Prosesi penyerahan PSU itu melewati proses panjang selama 29-30 tahun, sehingga penyerahan fasilitas sosial dan fasilitas umum ini disambut oleh masyarakat yang ada di GBA 2 dan 3 tersebut.

Bupati Dadang Supriatna mengungkapkan, bahwa selama kepemimpinannya di Kabupaten Bandung baru ada 10 pengembangan yang menyerahkan PSU-nya.

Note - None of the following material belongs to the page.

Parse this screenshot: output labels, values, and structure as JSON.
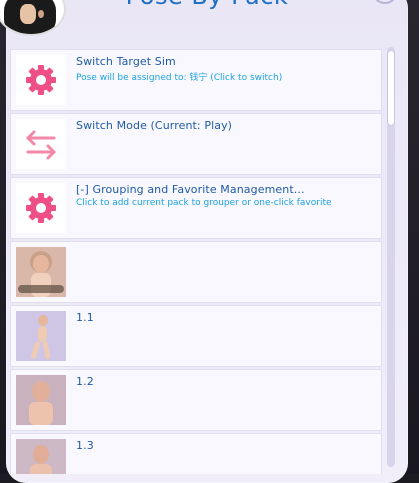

“Ada sekitar 460 pengembang lagi di Kabupaten Bandung yang belum menyerahkan fasilitas sosial dan fasilitas umumnya. Sementara PT Margahayu Land adalah yang paling banyak dan sudah ada lima fasos dan fasumnya, yang diserahkan ke Pemkab Bandung,” tutur Dadang Supriatna.

Bupati Bandung mengatakan, karena masih banyak pengembang yang belum menyerahkan fasos dan fasum, sehingga pada setiap bulannya akan dilakukan evaluasi.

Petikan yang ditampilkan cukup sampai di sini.